It seems you use the multi-gpu training. Did you scale the learning rate based on the linear scaling rule?

zytx121 commented 2 years ago

It seems you use the multi-gpu training. Did you scale the learning rate based on the linear scaling rule?

I did use dist_train.sh to train, but i only use 1 gpu. I think it is the same with python train.py. Did I get it wrong?

I found you have an update about opencv-5.2.1, and my opencv is 4.2.0, so i traced the code back to before this update and got 67.5 results. However it still cannot reach 69.

jbwang1997 commented 2 years ago

I think the vision of opencv cannot influent the results. The config is the same as mine. So I think the data preparation may have some wrong.

We use train and val set, about 12800 images after splitting, to train retinanet-obb.
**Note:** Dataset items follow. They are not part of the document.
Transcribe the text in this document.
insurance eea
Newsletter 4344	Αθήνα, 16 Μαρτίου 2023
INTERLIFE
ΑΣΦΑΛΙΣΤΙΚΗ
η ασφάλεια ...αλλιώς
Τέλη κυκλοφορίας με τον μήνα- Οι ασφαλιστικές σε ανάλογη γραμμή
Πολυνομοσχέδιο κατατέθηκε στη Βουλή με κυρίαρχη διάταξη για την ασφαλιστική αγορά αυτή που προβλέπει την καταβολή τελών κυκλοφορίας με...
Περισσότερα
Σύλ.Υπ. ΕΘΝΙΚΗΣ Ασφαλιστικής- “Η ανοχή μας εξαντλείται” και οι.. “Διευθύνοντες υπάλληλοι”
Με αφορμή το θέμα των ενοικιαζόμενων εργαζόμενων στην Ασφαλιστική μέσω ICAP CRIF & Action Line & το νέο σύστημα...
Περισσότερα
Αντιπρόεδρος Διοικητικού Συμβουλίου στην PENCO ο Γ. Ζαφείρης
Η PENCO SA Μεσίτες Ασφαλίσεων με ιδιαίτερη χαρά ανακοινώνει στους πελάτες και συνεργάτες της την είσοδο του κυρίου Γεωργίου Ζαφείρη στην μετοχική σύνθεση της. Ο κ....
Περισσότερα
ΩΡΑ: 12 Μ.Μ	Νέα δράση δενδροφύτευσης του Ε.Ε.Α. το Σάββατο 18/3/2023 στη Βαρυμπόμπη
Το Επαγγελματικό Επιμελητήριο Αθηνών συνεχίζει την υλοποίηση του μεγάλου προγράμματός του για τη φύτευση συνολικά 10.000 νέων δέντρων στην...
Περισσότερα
One epoch has 6400 iterations with batch size being 2. Are we training conditions the same?

zytx121 commented 2 years ago

why opencv cannot influent the results? I'm a little confused.

jbwang1997 commented 2 years ago

The update for OpenCV is because definitions of obb in cv2.minAreaRect are different in opencv-5.2.1 and opencv-4.2.0.

The last commit of OBBDetection is compatible with both visions of OpenCV.

zytx121 commented 2 years ago

The update for OpenCV is because definitions of obb in cv2.minAreaRect are different in opencv-5.2.1 and opencv-4.2.0.

The last commit of OBBDetection is compatible with both visions of OpenCV.

That's what i need !! Thx.